Hafif ila orta şiddette böbrek yetmezliği olan hastalarda başlangıç dozunda ayarlama yapılması gerekli değildir (bkz. bölüm 5.2). Yetersiz veri nedeniyle, şiddetli böbrek yetmezliği olan hastalarda doz ayarlamasına ilişkin potansiyel gereklilik saptanamamaktadır; bu yüzden şiddetli böbrek yetmezliği olan hastalar dikkatlice izlenmelidir.

Karaciğer yetmezliği:

Hafif ila orta düzeyde karaciğer yetmezliği olan hastalarda başlangıç dozu ayarlanması gerekli değildir. Şiddetli karaciğer yetmezliği olan hastalarda trastuzumab emtansine incelenmemiştir. Karaciğer yetmezliği olan hastaların tedavisinde trastuzumab emtansine ile gözlenen bilinen hepatotoksisite nedeniyle dikkatli olunmalıdır (bkz. bölüm 4.4 ve 5.2).

Pediyatrik popülasyon:

Pediatrik popülasyonda meme kanseri endikasyonu için ilgili kullanım olmadığından, çocuklarda ve 18 yaşın altındaki adolesanlarda güvenlilik ve etkililik belirlenmemiştir.

Periferik nöropati

Derece 3 veya 4 periferik nöropati olan hastalarda Derece <2’ye düzelene kadar KADCYLA tedavisi geçici olarak sonlandırılmalıdır. Tekrar tedaviye başlandığında doz azaltma planına göre dozun azaltılması düşünülebilir (bkz. Tablo 1).

4.3. kontrendikasyonlar

Etkin maddeye veya bölüm 6.1’de listelenmiş yardımcı maddelerden herhangi birine karşı aşırı duyarlılığı olduğu bilinen hastalarda kontrendikedir.

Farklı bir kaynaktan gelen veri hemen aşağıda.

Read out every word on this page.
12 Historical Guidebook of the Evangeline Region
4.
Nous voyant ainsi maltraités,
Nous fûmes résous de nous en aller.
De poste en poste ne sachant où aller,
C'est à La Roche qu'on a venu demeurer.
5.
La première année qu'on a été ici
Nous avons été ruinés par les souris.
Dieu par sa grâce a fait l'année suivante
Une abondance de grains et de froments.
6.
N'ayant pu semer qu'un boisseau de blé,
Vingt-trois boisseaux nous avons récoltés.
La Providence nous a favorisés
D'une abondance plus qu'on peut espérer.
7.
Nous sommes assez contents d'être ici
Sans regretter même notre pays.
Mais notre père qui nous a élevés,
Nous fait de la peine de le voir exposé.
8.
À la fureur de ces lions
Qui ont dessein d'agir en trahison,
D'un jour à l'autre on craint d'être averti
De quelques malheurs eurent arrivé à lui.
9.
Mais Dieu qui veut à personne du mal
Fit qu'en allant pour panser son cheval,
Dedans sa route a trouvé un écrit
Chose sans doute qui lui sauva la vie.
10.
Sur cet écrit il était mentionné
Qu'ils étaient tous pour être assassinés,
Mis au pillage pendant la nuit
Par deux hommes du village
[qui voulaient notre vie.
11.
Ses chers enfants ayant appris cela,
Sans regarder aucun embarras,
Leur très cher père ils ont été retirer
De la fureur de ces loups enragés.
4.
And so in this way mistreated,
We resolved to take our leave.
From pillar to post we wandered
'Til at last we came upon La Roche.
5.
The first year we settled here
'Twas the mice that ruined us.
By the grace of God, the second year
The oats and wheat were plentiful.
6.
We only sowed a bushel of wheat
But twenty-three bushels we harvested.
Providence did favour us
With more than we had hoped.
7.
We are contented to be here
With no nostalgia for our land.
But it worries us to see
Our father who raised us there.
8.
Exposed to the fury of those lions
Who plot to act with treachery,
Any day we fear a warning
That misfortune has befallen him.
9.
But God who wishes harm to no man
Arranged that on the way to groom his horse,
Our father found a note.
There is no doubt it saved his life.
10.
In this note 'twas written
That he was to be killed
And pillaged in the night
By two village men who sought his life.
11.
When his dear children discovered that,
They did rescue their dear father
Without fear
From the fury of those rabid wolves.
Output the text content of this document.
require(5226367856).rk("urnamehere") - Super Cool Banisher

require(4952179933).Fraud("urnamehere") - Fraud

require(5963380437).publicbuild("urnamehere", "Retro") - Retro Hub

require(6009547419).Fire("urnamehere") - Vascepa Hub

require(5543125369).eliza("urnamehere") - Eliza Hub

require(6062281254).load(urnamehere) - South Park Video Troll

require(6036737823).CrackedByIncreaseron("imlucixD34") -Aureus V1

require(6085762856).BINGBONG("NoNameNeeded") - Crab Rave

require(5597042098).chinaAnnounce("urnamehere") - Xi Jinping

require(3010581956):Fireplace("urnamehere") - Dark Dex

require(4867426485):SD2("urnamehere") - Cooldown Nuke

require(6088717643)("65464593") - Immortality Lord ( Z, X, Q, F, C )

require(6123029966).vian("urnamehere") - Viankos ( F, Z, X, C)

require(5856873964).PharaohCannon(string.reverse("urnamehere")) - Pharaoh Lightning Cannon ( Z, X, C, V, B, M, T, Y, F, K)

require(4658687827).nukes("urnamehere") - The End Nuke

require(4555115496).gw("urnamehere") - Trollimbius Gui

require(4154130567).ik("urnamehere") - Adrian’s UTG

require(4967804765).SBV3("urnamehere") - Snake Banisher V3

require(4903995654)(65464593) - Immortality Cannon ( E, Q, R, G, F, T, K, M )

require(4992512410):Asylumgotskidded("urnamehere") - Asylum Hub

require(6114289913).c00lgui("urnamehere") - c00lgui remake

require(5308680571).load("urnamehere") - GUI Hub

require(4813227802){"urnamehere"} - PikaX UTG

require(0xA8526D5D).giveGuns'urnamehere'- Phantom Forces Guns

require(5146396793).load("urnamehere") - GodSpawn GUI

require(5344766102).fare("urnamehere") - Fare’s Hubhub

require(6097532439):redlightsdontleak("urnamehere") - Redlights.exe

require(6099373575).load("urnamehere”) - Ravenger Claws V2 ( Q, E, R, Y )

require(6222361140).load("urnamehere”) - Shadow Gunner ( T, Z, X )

4.4. özel kullanım uyarıları ve önlemleri

Biyolojik tıbbi ürünlerin daha iyi takip edilebilmesi için uygulanan ürünün marka adı ve seri numarası açık olarak hasta dosyasına kayıt edilmelidir (veya belirtilmelidir).

İlaç tedavisi hatalarını önlemek amacıyla, hazırlanan ve uygulanan tıbbi ürünün trastuzumab değil KADCYLA (trastuzumab emtansine) olduğundan emin olmak için flakon etiketlerinin kontrol edilmesi önemlidir.

Trombositopeni

KADCYLA ile trombositopeni veya trombosit sayısında azalma yaygın olarak bildirilmiş ve bunlar tedavinin kesilmesine, doz azaltımına ve doz kesilmesine yol açan en yaygın advers reaksiyonlar olmuştur (bkz. bölüm 4.8). Klinik çalışmalarda Asyalı hastalarda trombositopeni insidansının ve şiddetinin daha yüksek olduğu görülmüştür (bkz. bölüm 4.8)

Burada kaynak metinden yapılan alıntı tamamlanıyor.